Note the url in the location bar and in the.. my username and password are in plain text and it is over http. Is this a known issue?

http://www.levitated.org/images/wtf.jpg

Yes, it's a known item.

http://helpdesk.bluehost.com/kb/index.php?x=&mod_id=2&id=185

That answer is completely unrelated to the question.

Those values do not normally appear in the URL when you use the regular interface and so using the secure one instead isn't necessarily going to make any difference since the cause isn't that the connection is not secure.

I suggest contacting support via Live Chat and ask them to investigate.

I don't have that happening when I log in to cPanel using the form at the top of the BlueHost home page.

That answer is completely unrelated to the question.

Those values do not normally appear in the URL when you use the regular interface and so using the secure one instead isn't necessarily going to make any difference since the cause isn't that the connection is not secure.

I suggest contacting support via Live Chat and ask them to investigate.

I don't have that happening when I log in to cPanel using the form at the top of the BlueHost home page.

That answer is perfectly related to the question.

The question was "Is this a known issue?"

My response was "Yes."

Then I provided a way to avoid being in that situation if you're one of those people that's interested in learning.

If you go to bluehost.com and login using the top-right box, guess what, your username and password is right there in plain text until it redirects to the CPanel. This happens once and then you're fine until/unless the cookie expires or you clear your private data on your browser.

I've always used:

http://MYDOMAIN.com/securecontrolpanel

You will have to add the security certificate and then you will be asked for your username and password.

The question was "Is this a known issue?"

My response was "Yes."


But the problem is only happening for that one person - yes you provided a alternative to see if that has the same problem but since others don't have that problem and the link you used doesn't even mention that problem then how can you say it is a known issue. That only one person has mentioned the problem probably means that it is NOT a known issue. I certainly can't recreate the problem and so I suspect that only a few people are affected and that it has something to do with how they have their browser configured rather than anything on BlueHost's end. Until someone actually tells BlueHost about the problem and provides them with enough information to work out why it is happening for a small number of people then they will probably be completely unaware of the problem.

Also, since there is no indication as to what is causing that problem, how do you know that the same bug will not affect secure access as is affecting regular access for the one person who has so far found that they have that bug.

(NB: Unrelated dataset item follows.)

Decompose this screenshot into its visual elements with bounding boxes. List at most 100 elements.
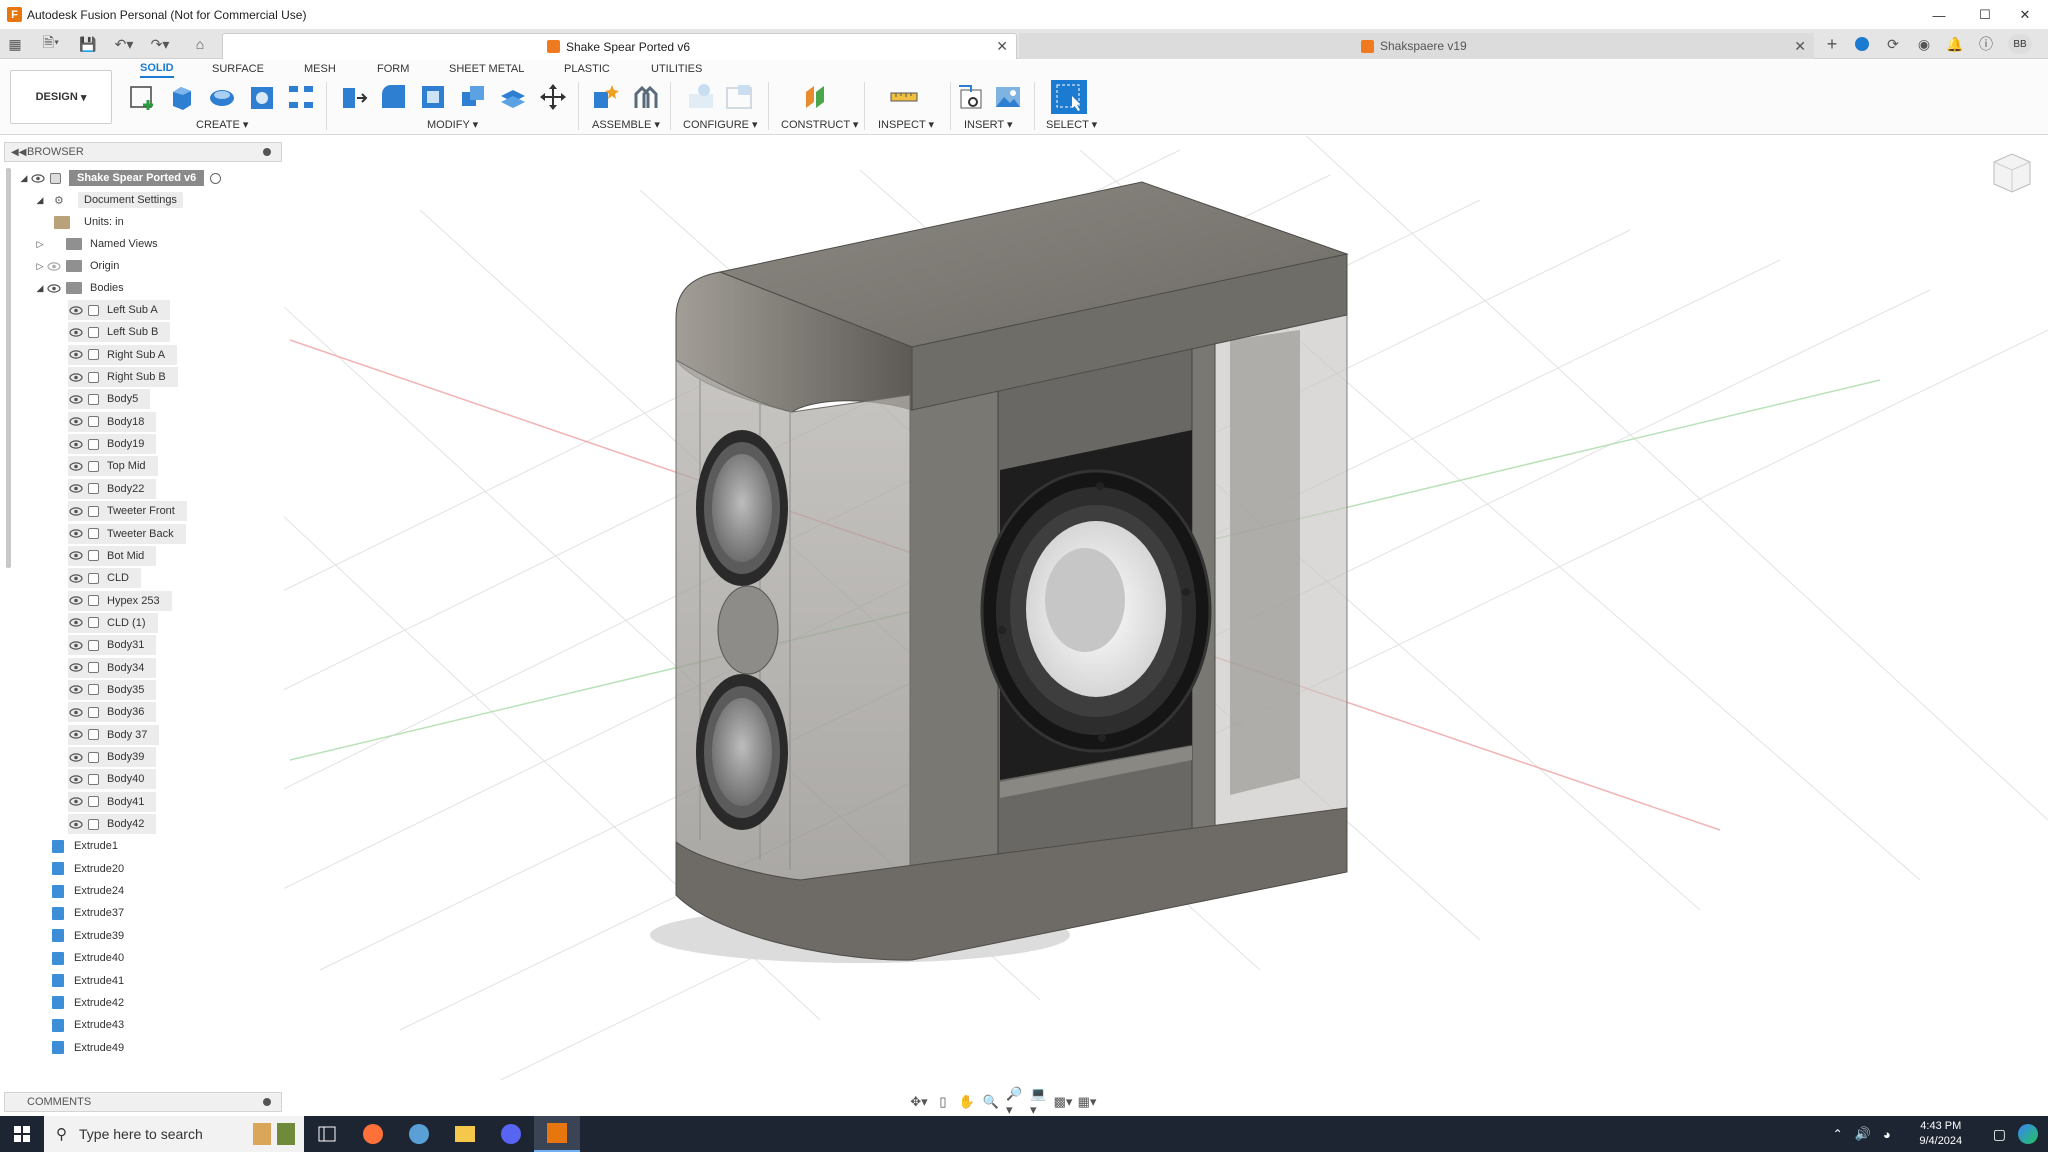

Their browser may be converting all form transmissions to using the querystring and their user and password may still be appearing there when they try the secure version of the access (hopefully the encrypted versions but since they have a bug in how their browser is working - who knows?).

I suppose you don't remember this then http://www.bluehostforum.com/showthread.php?t=11760

I suppose you don't remember this then http://www.bluehostforum.com/showthread.php?t=11760

So that makes two people whose browser has had a bug (or whose system was infected with a virus or trojan) that resulted in the entries displaying in the URL. Since the problem isn't on BlueHost's end I doubt that whoever the support person who responded to that query even remembers it and certainly no one else at BlueHost would.

The best solution is to make sure your antivirus and antispyware software is up to date and run a full scan of your computer - after removing anything it finds then try logging in again to see if that fixed the problem.
You also need to make sure your browser has all the latest patches installed and if you use plugins/extensions in your browser you would also want to try turning them all off to see if the problem disappears when you do that (in which case you can then track down which of the plugins/extensions is the cause of the problem).
That should identify the virus/trojan/browser bug/plugin/extension causing the problem and allow you to fix it.

Nope, the problem's on bluehost's end.

I might explain how if you really want after I get back from religulous.

If it is on BlueHost's end then how is it that it only affects a small percentage of accounts (or does that mean that there is a problem with one particular server).

Those values definitely DO NOT appear in the URL when I use the form at the top right of the BlueHost home page.

Alright, here's the deal.

Bluehost has some irritating redirection voodoo going on that tries to make sure "www" is prefixed to their domain (see http://bluehost.com). While normally that's just pointless, it's actually harmful in this situation.

The script that processes the login form is located at http://bluehost.com/cgi-bin/cplogin, if you go there you'll notice it rewrites the URL to include the W's.

Now this is where it gets interesting. Let's say you go to http://bluehost.com/index.html. You are not redirected.

The login form submits data to "/cgi-bin/cplogin", and as I mentioned earlier, the URL is rewritten to include the W's if they aren't there. When this redirect happens the POST'd values that were previously hidden are now tacked onto the end as a query string; your username and password are now visible and in the browser's history.

The simple solution for Bluehost would be to get rid of the stupid redirect.

So the simple solution for all BlueHost users is to use the form on www.bluehost.com instead of the of the form on bluehost.com. That then solves the problem without BlueHost having to change anything (I do agree that they should fix it but since there is a work-around it isn't super urgent).